July 25, 2016

Digital Media as Interactive Textbook

Category: Edtech
museum patrons using tablet at exhibit

Recently, I was a guest on the Meanwhile in the Future podcast on an episode titled “Flash Forward,” speaking about digital media and education. While speaking with Rose Eveleth, the host, I said something that’s sort of stuck with me in terms of thinking about what the roles of media and communications are in digital media. I do not believe that it can ever replace the classroom space and I worry about all the edtech efforts that are so heavily invested in the attempt to do just that. Loss of other senses and effect on critical thinking and reasoning by digital media make me wary of it being an imagined space of a full learning experience.

I think I am ready to completely own the idea of positioning digital media in the classroom as a supplemental interactive textbook, something publishers have attempted to capitalize on by shifting from being learning companies that provide not just the book, but also a platform with information to supplement and enhance the book. These platforms generally require a key that the student can obtain only by purchasing a new copy which, for many students, is financially unfeasible once they reach higher education and are required to buy their own books. Even before then, many K-12 schools are just not able to replace every book every year for every student to ensure they are getting “the most” as dictated by the publisher.

Outside of traditional publishing, the spaces where digital media as bonus knowledge in learning spaces can be seen in MOOCs and Virtual Reality, done in two different ways. MOOCs provide set content. Users can assess the value of MOOCs in advance and, then, choose to immerse themselves in the whole experience or they can drop in when needed.  VR on the other hand allows students to go on guided tours created by whomever designed the tour, and, in some cases, driven then by a single person as is the case with the now available Google Expeditions. With this program, a teacher controls the tour from her or his tablet and the students journey within that selection from their own tablets or VR headsets.

I am still excited about the potential of Virtual Reality even as I am cautious. A few months ago, I took my children to the Museum of Modern Art. They were very excited to see “Starry Night.” However, they are not very tall so they tried to get in front of people to get a closer look. They ended up too close to the rope for the security guard’s comfort and we were told to step back.
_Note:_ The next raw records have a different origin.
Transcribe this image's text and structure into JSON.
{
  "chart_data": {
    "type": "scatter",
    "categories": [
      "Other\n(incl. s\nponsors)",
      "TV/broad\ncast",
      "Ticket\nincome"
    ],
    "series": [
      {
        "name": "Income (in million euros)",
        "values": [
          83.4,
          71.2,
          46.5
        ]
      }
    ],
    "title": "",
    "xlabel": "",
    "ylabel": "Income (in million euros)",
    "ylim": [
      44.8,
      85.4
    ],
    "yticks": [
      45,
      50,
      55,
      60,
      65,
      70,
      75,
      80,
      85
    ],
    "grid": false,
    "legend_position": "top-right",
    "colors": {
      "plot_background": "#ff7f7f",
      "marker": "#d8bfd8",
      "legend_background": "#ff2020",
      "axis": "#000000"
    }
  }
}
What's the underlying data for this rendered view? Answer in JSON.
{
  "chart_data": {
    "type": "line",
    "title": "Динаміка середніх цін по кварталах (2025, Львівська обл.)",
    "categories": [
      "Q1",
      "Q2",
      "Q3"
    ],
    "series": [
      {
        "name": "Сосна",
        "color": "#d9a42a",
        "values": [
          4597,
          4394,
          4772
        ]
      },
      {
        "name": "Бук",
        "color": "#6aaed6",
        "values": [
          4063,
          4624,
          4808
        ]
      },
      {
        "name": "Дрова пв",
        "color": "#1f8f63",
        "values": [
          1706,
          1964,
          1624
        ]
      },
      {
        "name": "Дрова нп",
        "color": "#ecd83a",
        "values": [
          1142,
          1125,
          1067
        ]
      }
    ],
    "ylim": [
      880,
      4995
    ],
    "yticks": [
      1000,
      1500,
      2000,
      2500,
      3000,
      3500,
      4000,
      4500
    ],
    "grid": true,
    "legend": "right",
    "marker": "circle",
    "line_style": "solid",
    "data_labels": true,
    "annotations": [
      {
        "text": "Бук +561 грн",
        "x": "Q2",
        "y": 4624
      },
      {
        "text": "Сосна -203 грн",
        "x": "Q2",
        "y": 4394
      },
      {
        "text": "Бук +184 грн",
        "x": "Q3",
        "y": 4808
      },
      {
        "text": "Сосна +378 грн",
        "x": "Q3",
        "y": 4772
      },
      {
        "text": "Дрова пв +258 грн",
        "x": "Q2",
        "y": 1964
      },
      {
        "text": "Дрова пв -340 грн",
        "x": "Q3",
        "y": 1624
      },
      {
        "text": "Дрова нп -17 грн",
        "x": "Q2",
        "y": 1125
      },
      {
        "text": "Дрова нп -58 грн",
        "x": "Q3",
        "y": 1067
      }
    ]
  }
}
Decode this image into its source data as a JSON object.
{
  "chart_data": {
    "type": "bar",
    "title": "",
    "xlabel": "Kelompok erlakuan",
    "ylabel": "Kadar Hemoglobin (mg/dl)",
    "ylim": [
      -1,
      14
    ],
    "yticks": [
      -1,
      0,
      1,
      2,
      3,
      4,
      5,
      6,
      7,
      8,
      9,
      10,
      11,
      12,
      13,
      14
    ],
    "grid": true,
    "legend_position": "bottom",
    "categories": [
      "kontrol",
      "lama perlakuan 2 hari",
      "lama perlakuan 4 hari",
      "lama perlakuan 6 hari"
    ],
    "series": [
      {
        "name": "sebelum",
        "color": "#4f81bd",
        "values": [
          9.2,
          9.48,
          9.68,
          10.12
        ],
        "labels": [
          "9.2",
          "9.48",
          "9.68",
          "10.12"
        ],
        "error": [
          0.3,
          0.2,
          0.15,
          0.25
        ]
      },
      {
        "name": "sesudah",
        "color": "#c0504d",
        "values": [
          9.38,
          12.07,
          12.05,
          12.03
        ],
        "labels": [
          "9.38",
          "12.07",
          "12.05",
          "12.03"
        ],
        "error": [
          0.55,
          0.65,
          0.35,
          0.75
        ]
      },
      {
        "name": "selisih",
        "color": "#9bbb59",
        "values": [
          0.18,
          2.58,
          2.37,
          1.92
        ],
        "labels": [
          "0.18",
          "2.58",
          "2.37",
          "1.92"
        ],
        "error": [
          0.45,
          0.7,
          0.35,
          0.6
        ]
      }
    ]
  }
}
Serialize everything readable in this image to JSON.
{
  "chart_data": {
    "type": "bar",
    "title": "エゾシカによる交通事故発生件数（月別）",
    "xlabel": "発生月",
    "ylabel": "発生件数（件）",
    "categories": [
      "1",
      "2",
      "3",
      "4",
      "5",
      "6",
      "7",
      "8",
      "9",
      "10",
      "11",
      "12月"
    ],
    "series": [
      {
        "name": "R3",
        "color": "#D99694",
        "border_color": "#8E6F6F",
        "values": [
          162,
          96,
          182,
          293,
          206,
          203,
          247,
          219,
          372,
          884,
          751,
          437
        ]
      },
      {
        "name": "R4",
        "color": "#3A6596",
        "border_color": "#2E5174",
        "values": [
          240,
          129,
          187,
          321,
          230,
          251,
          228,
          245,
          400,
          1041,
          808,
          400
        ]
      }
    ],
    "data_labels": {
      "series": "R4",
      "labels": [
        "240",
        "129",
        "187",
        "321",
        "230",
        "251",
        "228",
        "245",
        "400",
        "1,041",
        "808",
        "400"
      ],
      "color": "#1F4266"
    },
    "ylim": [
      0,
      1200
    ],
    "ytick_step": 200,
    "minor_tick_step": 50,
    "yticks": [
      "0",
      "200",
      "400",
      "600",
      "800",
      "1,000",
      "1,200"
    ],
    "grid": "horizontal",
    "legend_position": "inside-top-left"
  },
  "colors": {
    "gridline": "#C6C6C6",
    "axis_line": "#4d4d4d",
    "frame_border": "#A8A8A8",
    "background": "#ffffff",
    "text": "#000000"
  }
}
How amazing would it have been to have a headset next to the art that allowed the viewer to get closer to the art or even within the brush strokes? We often hear too of paintings, when being restored, revealing multiple other paintings or sketches underneath. This too can be explored. This enhancement isn’t limited to art. Learning geography, social science and history about spaces and places that are too far away or no longer reachable can become an enhanced experience through reading, film, and virtual interactive experiences. This is an augmented interactive learning text.

The examples mentioned above are dependent for most learners on other people determining what content would be the most useful. I think the biggest thing connected learning can do is break away from the proscriptive nature of platforms and information curated by those outside of the learning space. Instead of just relying on what is given, think through the things that are missing or that the learning community seems to be pulled toward and find ways to design unique experiences and assignments that are dependent on digital media to bring that knowledge into learning.

Digital media plants the seed of knowledge but it takes connected learning activities that can be structured and are collaborative and social in nature to take the information gained with these new digital media tools into knowledge. We can learn more with digital media than with a standard textbook given the scale and flexibility of the media, but it requires us to put forward creative approaches to making things make sense together and making them make sense for the context of the learners. Digital media in and of itself will not lead everyone to a better ability to think critically and reason, but it can enhance the practices we already have as we move forward to the future of learning.